Das Ende des Symbolprotests

Protest gegen Räumung

VON KONRAD LITSCHKO

Bisher waren Zwangsräumungen eine Minutensache: rein in die Wohnung, Schloss ausgetauscht, Mieter raus. Ein tragisch kurzer Prozess für einen derart heftigen Schicksalseinschnitt.

Am Dienstag in Neukölln lief das anders. Es ist nicht zu viel vermutet, das es der Protest war, der die Gerichtsvollzieherin zwang, ihren Räumungstitel noch einmal vor Gericht prüfen zu lassen.
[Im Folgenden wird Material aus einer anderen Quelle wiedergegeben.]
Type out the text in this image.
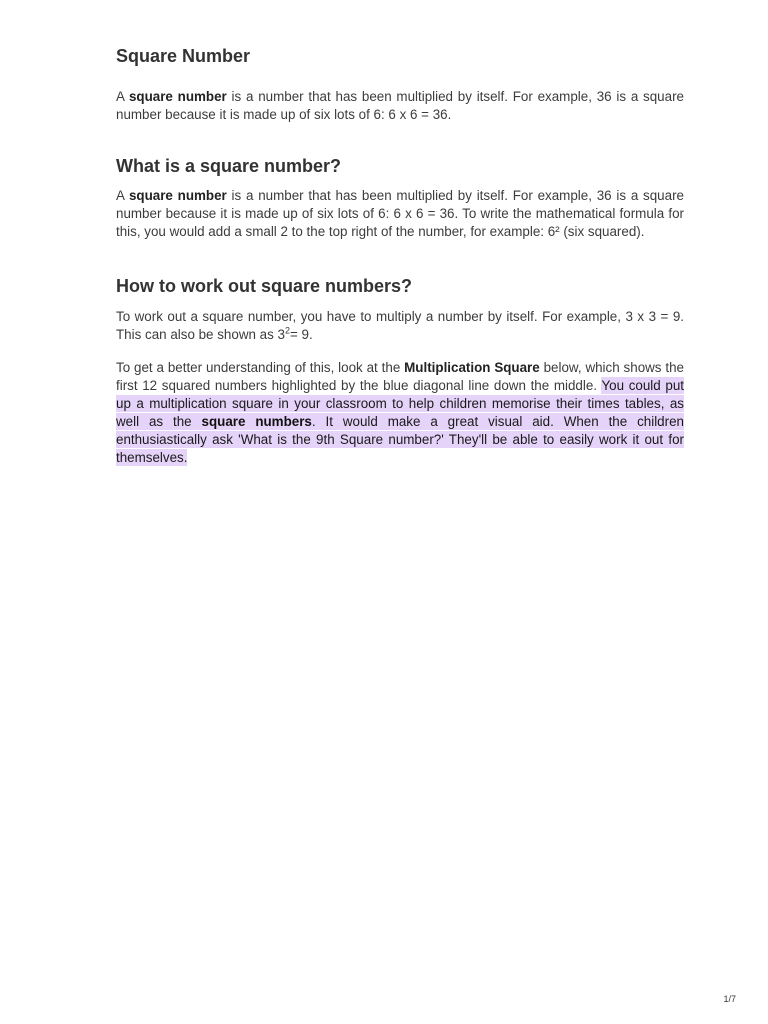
Square Number

A square number is a number that has been multiplied by itself. For example, 36 is a square number because it is made up of six lots of 6: 6 x 6 = 36.

What is a square number?

A square number is a number that has been multiplied by itself. For example, 36 is a square number because it is made up of six lots of 6: 6 x 6 = 36. To write the mathematical formula for this, you would add a small 2 to the top right of the number, for example: 6² (six squared).

How to work out square numbers?

To work out a square number, you have to multiply a number by itself. For example, 3 x 3 = 9. This can also be shown as $3^2= 9$.

To get a better understanding of this, look at the Multiplication Square below, which shows the first 12 squared numbers highlighted by the blue diagonal line down the middle. You could put up a multiplication square in your classroom to help children memorise their times tables, as well as the square numbers. It would make a great visual aid. When the children enthusiastically ask 'What is the 9th Square number?' They'll be able to easily work it out for themselves.

1/7
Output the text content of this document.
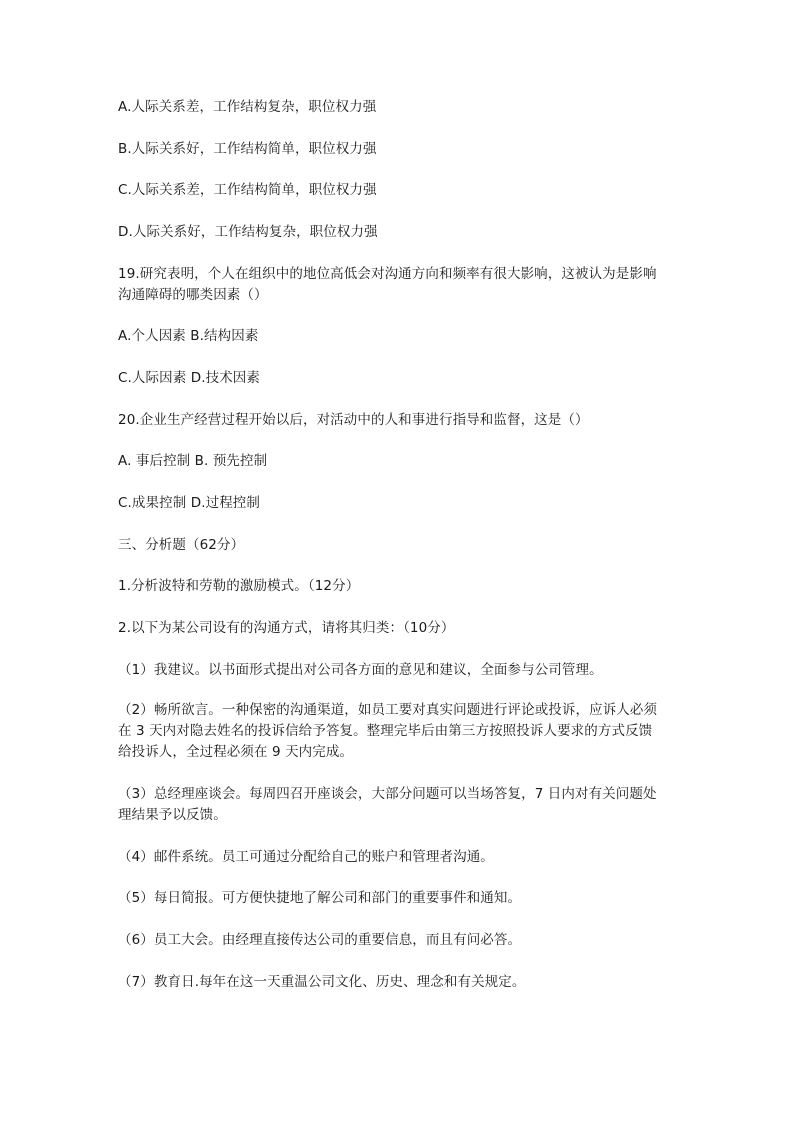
A.人际关系差，工作结构复杂，职位权力强
B.人际关系好，工作结构简单，职位权力强
C.人际关系差，工作结构简单，职位权力强
D.人际关系好，工作结构复杂，职位权力强
19.研究表明，个人在组织中的地位高低会对沟通方向和频率有很大影响，这被认为是影响
沟通障碍的哪类因素（）
A.个人因素 B.结构因素
C.人际因素 D.技术因素
20.企业生产经营过程开始以后，对活动中的人和事进行指导和监督，这是（）
A. 事后控制 B. 预先控制
C.成果控制 D.过程控制
三、分析题（62分）
1.分析波特和劳勒的激励模式。（12分）
2.以下为某公司设有的沟通方式，请将其归类：（10分）
（1）我建议。以书面形式提出对公司各方面的意见和建议，全面参与公司管理。
（2）畅所欲言。一种保密的沟通渠道，如员工要对真实问题进行评论或投诉，应诉人必须
在 3 天内对隐去姓名的投诉信给予答复。整理完毕后由第三方按照投诉人要求的方式反馈
给投诉人，全过程必须在 9 天内完成。
（3）总经理座谈会。每周四召开座谈会，大部分问题可以当场答复，7 日内对有关问题处
理结果予以反馈。
（4）邮件系统。员工可通过分配给自己的账户和管理者沟通。
（5）每日简报。可方便快捷地了解公司和部门的重要事件和通知。
（6）员工大会。由经理直接传达公司的重要信息，而且有问必答。
（7）教育日.每年在这一天重温公司文化、历史、理念和有关规定。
Gewiss, am Ende half es nichts. Aber der Protest schleuderte die Räumung aus der Routine, zerrte sie für Stunden aus der Unsichtbarkeit: kein Nachbar, der nicht fragte, was nebenan los sei. Und nicht wenige, die den Demonstranten auf die Schultern klopften und über steigende Mieten klagten.

Endlich raus aus der Szene

Es war nicht die erste Räumung, die von linken Stadtkämpfern so begleitet wurde. Sie gehen damit einen längst überfälligen Schritt. Statt bloße Parolen zu schwingen, treten sie nun raus aus der Szene, rein in den Alltag der Verdrängungsverlierer. Dabei gewinnen beide Seiten: Die Geräumten finden tatkräftigen Beistand, die Linken den lange höchstens losen Anschluss an die Gesellschaftsmitte.

Und es sind nicht nur die Mieten. Neonazi-Aufmärsche werden aufgehalten, Castoren gestoppt, Flüchtlinge unterstützt. Auch bei der East Side Gallery verhinderten Protestler zumindest zwischenzeitlich den Abriss. Sie alle begnügen sich nicht mehr mit Symbolprotest, sondern stellen die großen Fragen. Wer bestimmt hier? Warum lassen wir uns sagen, was richtig ist – und was nicht? Denen, die bisher die Routinen steuerten, stehen ungemütliche Zeiten bevor.